Caracas, Notre-Dame, lentejuelas y spam es una brillante novela de María Sol Pérez Schael, en tiempos de encuentros de las mujeres consigo mismas y su historia social y familiar.
Del Caracas de los años 50 y 60 al París de hoy se puede viajar cruzando un frívolo y divertido pasillo o escalando graníticas cordilleras de recuerdos.
En esta sorprendente intriga de búsquedas, la cosmopolita Alexa recupera a su tía Mimí, juvenil octagenaria rodeada de secretos y de magnéticas amigas que junto a la belleza de la ciudad se convierten en aliadas y cómplices en el olvido, todo sea por vencer la ¿rudeza? del exilio o ¿entender? por qué y cómo han llegado hasta aquí.
Del compromiso con el feminismo mi tía y yo nunca habíamos hablado, salvo el año anterior cuando al teléfono le mencioné los escándalos del movimiento Me Too. Sin ninguna inhibición, descargándose como si fuera una ametralladora, lanzó los cartuchos que tenía guardados quién sabe desde cuándo contra el patriarcado, los feminicidios, la discriminación y, una vez desahogada, me explicó con más calma que el feminismo avanzaba a zancadas, no de manera lineal ni continua, de allí sus apariciones inesperadas.

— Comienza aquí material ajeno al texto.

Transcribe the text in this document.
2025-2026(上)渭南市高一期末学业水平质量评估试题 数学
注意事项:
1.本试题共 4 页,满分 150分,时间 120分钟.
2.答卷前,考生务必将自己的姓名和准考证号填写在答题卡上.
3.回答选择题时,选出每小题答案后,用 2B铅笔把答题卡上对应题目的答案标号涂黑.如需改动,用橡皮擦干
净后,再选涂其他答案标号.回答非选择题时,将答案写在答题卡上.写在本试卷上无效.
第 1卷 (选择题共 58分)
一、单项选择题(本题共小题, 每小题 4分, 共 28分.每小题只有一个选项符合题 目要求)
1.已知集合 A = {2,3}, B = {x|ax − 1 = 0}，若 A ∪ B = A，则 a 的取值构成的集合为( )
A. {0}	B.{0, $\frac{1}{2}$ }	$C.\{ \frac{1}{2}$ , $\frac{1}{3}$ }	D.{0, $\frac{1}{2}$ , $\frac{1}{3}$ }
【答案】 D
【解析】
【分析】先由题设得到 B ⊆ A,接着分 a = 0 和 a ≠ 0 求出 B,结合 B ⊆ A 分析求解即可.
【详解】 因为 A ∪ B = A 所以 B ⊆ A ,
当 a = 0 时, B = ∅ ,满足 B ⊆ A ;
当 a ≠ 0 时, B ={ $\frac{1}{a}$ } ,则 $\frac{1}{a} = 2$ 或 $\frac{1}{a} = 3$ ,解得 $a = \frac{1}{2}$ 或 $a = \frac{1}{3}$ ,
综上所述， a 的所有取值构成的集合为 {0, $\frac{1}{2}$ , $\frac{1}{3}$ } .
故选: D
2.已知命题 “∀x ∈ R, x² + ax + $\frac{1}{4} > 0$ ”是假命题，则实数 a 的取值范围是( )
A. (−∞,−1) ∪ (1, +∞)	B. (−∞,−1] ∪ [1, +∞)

El primer gran salto reciente (para no hablar de las brujas, precisó), lo dieron las sufragistas a fines del siglo XIX conquistando el voto. En los sesenta mi generación, la del MLF, logró la igualdad sexual, y hoy día el Me Too de ustedes impedirá que nos sigan matando. Un logro importante. Queda pendiente lo más difícil, me advirtió: transformar el alma masculina hasta que dejen de sentirse amenazados por nosotras. Esa tarea tomará generaciones; pero, cuando ocurra, los hombres al orinar levantarán de manera voluntaria la tapa de WC y, al terminar, volverán a colocarla en su lugar. Ese delicado comportamiento será como un destello de consciencia, de empatía, concluyó.
Emma nunca me habló de sus padres, un silencio que me ha pesado. Lo comprendo ahora, al ver cómo el vacío provocado por la ausencia de un pasado se agiganta en los Estados Unidos, un país en el que es imperativo tener una identidad tribal, la que sea: negro, hispano, gay, judío, evangélico o wasp, es la condición para ser persona; de lo contrario no eres nada ni nadie. Incluso en la cosmopolita Nueva York, ignorar tus raíces es un hándicap tan llamativo como llevar una joroba o ser un inválido.
(…) La mudanza a la nueva casa operó como la muda de una serpiente transformándonos a todos, especialmente a Magda, que comenzó a amar de nuevo a nuestro padre, al menos eso quisimos creer nosotras. Lo evidente era (en eso no me equivoco) que equilibraban fuerzas, aunque solo fuera temporalmente. Lo comprobamos el día en que mamá le rompió a nuestro padre una vajilla de porcelana en la cabeza (en otra ocasión serían vinilos del “Pájaro Chogüí” y de Alfredo Sadel o Nat King Cole), y no conforme con eso, lo obligó a vender un apartamento en Parque Central comprado a escondidas para una secretaria, la roba-maridos. (Una digresión: ¿has visto la serie Mad Men?, en los sesenta no se hablaba con eufemismos estilo “asistente administrativo”).